Usage
dbbinsreg(
fml,
conn = NULL,
table = NULL,
data = NULL,
path = NULL,
points = c(0, 0),
line = NULL,
linegrid = 20,
nbins = 20,
binspos = "qs",
randcut = NULL,
sample_fit = NULL,
ci = TRUE,
cb = FALSE,
vcov = NULL,
level = 0.95,
nsims = 500,
strategy = c("auto", "compress"),
plot = TRUE,
verbose = getOption("dbreg.verbose", FALSE),
dots = NULL
)
Comparison with binsreg
The dbbinsreg function is deeply inspired by the binsreg package (Cattaneo et. al., 2024). The main difference is that dbbinsreg performs most of its computation on a database backend, employing various acceration strategies, which makes it particularly suitable for large datasets (which may not fit in memory). At the same time, the database backend introduces its own set of tradeoffs. We cover the most important points of similarity and difference below.
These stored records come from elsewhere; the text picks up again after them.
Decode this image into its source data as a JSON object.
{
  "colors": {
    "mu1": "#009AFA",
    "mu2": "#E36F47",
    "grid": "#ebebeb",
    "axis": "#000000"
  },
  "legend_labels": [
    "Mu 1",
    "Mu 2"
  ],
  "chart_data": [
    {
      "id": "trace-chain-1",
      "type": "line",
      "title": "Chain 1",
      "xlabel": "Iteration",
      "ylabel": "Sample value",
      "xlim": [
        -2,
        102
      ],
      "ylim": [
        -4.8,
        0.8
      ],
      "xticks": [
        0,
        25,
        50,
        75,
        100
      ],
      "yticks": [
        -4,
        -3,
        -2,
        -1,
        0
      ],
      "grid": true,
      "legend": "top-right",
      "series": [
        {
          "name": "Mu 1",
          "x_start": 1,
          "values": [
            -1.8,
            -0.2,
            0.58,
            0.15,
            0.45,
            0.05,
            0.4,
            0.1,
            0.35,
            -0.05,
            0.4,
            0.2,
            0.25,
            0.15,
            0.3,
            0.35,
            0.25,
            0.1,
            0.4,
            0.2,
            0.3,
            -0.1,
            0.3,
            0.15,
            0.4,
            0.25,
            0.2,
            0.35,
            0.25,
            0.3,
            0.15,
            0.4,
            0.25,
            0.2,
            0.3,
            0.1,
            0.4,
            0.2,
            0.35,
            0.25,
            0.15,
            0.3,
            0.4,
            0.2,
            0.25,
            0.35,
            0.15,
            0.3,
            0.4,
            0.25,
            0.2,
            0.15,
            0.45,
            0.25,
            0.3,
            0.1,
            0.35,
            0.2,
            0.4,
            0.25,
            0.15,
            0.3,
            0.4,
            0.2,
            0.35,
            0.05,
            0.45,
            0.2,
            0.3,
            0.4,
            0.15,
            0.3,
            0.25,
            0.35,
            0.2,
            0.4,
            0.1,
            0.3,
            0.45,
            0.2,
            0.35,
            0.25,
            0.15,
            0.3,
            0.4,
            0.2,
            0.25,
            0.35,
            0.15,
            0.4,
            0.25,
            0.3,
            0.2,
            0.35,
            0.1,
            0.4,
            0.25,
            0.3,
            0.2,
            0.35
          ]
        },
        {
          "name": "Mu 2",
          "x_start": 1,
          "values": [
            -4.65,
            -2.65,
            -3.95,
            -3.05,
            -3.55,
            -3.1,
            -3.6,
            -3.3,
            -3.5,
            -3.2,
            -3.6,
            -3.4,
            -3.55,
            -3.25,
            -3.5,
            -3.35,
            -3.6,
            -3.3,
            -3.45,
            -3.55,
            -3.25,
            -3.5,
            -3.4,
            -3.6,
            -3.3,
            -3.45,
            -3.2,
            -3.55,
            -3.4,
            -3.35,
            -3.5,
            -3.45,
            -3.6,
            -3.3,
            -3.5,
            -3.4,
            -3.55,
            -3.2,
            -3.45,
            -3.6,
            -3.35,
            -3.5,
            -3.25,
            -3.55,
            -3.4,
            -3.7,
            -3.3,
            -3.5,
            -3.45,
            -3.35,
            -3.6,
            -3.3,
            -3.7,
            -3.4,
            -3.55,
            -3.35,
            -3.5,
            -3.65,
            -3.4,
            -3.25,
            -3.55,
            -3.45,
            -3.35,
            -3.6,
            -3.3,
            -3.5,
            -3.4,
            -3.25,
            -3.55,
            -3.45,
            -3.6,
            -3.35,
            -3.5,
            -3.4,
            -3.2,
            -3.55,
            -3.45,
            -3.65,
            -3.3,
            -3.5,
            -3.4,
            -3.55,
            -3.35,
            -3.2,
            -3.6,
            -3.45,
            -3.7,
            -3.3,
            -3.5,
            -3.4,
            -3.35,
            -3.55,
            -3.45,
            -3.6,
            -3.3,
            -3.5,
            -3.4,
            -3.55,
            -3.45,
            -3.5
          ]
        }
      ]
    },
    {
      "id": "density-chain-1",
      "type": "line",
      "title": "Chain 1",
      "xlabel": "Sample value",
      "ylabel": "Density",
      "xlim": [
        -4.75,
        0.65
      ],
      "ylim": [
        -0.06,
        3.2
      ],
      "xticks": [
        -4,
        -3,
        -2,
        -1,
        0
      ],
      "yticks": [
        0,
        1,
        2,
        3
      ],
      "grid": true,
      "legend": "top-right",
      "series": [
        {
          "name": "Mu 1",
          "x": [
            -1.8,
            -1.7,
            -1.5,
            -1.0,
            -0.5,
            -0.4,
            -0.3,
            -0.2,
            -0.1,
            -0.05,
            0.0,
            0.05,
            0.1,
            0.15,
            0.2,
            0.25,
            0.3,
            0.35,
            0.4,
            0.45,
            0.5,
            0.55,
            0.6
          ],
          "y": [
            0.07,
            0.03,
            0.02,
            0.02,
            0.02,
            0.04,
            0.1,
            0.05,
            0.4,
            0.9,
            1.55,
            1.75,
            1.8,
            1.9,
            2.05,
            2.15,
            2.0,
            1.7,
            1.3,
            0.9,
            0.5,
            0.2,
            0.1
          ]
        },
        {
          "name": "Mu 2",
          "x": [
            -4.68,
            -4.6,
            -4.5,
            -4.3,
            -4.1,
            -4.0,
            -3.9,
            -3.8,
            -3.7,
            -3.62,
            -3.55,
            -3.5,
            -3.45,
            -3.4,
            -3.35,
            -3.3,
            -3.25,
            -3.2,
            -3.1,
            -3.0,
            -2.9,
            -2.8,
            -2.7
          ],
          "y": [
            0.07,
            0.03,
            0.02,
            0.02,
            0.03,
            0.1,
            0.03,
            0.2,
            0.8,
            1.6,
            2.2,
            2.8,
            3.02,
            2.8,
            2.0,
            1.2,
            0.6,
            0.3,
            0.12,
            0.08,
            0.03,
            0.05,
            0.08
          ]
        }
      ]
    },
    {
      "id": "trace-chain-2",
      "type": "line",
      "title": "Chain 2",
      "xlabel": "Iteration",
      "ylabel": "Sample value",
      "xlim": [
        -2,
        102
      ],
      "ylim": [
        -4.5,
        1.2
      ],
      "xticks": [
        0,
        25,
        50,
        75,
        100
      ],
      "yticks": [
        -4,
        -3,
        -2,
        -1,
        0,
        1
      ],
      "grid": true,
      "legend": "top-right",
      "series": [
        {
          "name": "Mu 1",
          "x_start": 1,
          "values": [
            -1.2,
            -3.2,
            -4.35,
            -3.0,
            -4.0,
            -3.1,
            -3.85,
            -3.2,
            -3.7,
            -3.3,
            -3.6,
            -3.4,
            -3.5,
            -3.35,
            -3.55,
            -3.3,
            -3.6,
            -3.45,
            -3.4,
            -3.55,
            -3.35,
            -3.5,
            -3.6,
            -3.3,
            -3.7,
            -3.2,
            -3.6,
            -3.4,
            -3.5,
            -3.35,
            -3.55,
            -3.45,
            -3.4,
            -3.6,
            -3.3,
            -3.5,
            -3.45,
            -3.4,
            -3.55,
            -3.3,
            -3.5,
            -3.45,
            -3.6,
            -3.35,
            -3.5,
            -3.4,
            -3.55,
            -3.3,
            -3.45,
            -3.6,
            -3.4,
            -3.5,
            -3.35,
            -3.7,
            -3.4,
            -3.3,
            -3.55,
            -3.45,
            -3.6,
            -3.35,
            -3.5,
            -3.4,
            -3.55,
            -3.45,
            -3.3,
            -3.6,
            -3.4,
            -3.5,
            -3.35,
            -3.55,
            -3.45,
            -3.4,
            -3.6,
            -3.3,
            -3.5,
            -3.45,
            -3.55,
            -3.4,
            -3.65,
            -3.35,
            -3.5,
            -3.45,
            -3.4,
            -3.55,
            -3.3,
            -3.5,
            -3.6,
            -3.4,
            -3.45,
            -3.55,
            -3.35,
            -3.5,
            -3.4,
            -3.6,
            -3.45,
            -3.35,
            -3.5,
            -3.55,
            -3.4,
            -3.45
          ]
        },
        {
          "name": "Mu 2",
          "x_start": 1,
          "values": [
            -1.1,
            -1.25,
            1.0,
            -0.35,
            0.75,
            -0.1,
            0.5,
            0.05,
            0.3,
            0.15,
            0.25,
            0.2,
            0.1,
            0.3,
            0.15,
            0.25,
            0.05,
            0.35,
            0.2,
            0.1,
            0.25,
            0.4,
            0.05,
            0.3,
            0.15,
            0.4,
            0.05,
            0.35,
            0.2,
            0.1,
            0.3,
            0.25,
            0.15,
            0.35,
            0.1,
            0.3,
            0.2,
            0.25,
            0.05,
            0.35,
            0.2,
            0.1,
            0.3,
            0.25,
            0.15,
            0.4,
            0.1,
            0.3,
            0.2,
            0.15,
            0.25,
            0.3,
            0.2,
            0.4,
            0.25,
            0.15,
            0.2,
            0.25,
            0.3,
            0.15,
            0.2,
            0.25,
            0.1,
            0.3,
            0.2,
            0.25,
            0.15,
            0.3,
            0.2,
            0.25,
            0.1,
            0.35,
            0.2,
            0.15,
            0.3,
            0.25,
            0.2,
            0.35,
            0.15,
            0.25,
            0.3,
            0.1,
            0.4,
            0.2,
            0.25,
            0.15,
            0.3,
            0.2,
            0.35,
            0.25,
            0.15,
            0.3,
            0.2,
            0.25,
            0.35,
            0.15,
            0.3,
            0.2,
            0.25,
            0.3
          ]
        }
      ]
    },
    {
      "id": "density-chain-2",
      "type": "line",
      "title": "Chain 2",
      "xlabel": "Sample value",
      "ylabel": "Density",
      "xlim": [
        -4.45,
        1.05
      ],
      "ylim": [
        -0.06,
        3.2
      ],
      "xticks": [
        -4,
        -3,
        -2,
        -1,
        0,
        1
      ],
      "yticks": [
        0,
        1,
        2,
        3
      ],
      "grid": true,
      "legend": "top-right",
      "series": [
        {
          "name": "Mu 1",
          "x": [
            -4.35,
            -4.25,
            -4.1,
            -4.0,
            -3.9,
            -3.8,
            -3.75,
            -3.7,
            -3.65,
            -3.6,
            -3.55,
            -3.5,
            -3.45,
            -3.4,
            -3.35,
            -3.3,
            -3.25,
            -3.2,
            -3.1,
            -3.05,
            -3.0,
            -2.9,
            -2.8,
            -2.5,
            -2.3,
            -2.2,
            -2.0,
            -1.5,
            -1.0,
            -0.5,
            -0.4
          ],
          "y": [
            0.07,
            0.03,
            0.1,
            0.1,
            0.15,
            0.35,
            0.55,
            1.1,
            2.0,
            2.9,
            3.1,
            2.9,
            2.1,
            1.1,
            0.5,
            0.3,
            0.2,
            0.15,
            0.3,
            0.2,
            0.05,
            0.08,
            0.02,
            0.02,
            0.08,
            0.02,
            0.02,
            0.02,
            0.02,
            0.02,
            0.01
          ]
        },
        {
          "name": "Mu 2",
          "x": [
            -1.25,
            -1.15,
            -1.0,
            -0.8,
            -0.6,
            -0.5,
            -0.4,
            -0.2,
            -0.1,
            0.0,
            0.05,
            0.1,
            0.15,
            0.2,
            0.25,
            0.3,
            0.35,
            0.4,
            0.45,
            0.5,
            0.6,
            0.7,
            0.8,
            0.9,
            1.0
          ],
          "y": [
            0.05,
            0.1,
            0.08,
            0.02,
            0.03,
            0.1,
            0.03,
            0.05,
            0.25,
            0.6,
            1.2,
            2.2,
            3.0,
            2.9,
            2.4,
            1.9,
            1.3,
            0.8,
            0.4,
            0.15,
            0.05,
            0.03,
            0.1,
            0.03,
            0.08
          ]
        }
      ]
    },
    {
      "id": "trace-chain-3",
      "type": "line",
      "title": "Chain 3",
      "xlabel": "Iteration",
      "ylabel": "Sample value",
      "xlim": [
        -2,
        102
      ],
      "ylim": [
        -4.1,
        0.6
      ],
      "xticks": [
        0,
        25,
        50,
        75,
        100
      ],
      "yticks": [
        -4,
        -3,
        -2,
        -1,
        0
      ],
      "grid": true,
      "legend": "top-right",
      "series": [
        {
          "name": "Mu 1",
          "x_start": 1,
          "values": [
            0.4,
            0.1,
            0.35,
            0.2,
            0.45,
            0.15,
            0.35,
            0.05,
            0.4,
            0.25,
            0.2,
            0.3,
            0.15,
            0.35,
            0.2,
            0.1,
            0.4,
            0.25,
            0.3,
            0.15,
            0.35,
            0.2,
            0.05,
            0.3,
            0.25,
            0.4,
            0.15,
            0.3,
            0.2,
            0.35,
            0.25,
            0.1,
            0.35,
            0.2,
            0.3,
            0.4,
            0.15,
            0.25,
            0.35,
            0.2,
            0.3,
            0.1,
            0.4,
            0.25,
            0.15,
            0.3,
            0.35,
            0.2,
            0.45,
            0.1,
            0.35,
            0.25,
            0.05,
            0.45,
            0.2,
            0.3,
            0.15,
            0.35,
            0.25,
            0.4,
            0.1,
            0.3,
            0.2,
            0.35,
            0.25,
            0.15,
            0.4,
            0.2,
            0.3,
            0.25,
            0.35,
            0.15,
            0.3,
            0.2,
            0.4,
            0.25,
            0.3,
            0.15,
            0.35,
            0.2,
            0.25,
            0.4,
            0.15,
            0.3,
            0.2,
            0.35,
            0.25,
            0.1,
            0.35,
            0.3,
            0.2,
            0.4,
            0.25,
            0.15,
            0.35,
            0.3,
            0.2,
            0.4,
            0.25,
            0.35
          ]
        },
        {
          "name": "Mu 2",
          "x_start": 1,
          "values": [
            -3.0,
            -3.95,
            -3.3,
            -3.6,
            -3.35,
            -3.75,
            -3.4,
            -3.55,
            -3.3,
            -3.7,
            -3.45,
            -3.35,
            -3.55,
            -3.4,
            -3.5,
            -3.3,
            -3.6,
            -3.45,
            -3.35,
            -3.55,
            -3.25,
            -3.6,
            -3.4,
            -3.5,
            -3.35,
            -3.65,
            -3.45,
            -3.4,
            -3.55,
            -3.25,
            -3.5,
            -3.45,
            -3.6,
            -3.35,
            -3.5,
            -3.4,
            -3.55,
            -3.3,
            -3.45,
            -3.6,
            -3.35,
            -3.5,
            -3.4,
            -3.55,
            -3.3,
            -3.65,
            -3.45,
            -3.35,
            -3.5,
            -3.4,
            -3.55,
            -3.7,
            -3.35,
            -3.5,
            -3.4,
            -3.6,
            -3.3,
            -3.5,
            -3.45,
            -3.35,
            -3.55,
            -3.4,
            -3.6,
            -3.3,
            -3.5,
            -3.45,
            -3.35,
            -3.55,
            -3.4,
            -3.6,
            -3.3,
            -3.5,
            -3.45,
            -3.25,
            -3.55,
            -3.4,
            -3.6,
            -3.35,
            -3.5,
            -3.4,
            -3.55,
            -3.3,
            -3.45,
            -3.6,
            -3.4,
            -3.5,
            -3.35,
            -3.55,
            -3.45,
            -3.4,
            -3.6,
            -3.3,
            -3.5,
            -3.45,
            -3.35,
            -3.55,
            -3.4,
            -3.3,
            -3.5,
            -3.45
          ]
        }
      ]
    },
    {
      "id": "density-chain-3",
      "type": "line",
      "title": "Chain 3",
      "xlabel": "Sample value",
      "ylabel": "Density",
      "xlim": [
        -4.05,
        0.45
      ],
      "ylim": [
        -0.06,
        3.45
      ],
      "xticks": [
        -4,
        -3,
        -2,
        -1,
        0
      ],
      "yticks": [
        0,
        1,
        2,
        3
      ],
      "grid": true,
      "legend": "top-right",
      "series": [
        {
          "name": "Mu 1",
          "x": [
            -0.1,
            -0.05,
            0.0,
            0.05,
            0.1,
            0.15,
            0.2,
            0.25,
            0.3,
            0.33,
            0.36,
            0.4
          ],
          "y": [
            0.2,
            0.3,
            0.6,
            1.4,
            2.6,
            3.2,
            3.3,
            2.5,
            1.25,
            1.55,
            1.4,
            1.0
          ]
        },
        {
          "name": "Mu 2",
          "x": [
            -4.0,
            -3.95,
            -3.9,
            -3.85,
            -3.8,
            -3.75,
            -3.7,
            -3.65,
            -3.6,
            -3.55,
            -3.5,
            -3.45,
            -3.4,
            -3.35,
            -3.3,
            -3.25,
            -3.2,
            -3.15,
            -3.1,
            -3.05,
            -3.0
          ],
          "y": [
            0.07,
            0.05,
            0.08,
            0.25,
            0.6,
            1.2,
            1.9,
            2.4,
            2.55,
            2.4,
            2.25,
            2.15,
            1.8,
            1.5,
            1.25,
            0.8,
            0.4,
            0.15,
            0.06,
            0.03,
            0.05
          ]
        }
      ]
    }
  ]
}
Core API and bin selection
We aim to mimic the binsreg API as much as possible. Key parameter mappings include:
Important: Unlike binsreg, dbbinsreg does not automatically select the IMSE-optimal number of bins. Rather, users must specify nbins manually (with a default of value of 20). For guidance on bin selection, see binsregselect or Cattaneo et al. (2024).
Smoothness constraints
When s > 0, the function fits a regression spline using a truncated power basis. For degree \(p\) and smoothness \(s\), the basis includes global polynomial terms (\(x, x^2, \ldots, x^p\)) plus truncated power terms \((x - \kappa_j)_+^r\) at each interior knot \(\kappa_j\) for \(r = s, \ldots, p\). This enforces \(C^{s-1}\) continuity (continuous derivatives up to order \(s-1\)) at bin boundaries. For example, c(1,1) gives a piecewise linear fit that is continuous; c(2,2) gives a piecewise quadratic with continuous first derivatives.
Important: Unlike s = 0 (which uses the “compress” strategy for fast aggregation), s > 0 requires row-level spline basis construction and can be very slow on large datasets. As a result, dbbinsreg re-uses the random sample (used to compute the bin boundaries) for estimating the spline fits in these cases, ensuring much faster computation at the cost of reduced precision. Users can override this behaviour by passing the sample_fit = FALSE argument to rather estimate the spline regressions on the full dataset.
Confidence intervals vs confidence bands
When ci = TRUE (default), pointwise confidence intervals (CIs) are computed at each bin mean using standard asymptotic theory. When cb = TRUE, simultaneous confidence bands (CBs) are computed using a simulation-based sup-\(t\) procedure:
-
Draw nsims samples from the asymptotic distribution of the estimator
-
Compute the supremum of the \(t\)-statistics across all bins for each draw
-
Use the (\(1-\alpha\)) quantile of these suprema as the critical value
The confidence band is wider than pointwise CIs and provides simultaneous coverage: with (\(1-\alpha\)) probability, the entire true function lies within the band. This is useful for making statements about the overall shape of the relationship rather than individual point estimates.
There are two important caveats, regarding dbbinsreg’s CB support:
-
Unlike binsreg, which evaluates CB on a fine grid within each bin, dbbinsreg computes CB only at bin means (same points as CI). This is much simpler for our backend SQL implementation and should be sufficient for most applications.
-
CBs are currently only supported for unconstrained estimation (smoothness s = 0). When cb = TRUE with s > 0, a warning is issued and CB is skipped.
Note on quantile bin boundaries
When using quantile-spaced bins (binspos = “qs”), dbbinsreg uses SQL’s NTILE() window function, while binsreg uses R’s quantile with type = 2. These algorithms have slightly different tie-breaking behavior, which can cause small differences in bin assignments at boundaries. In practice, differences are typically <1% and become negligible with larger datasets. To match binsreg exactly, compute quantile breaks on a subset of data in R and pass them via the binspos argument as a numeric vector.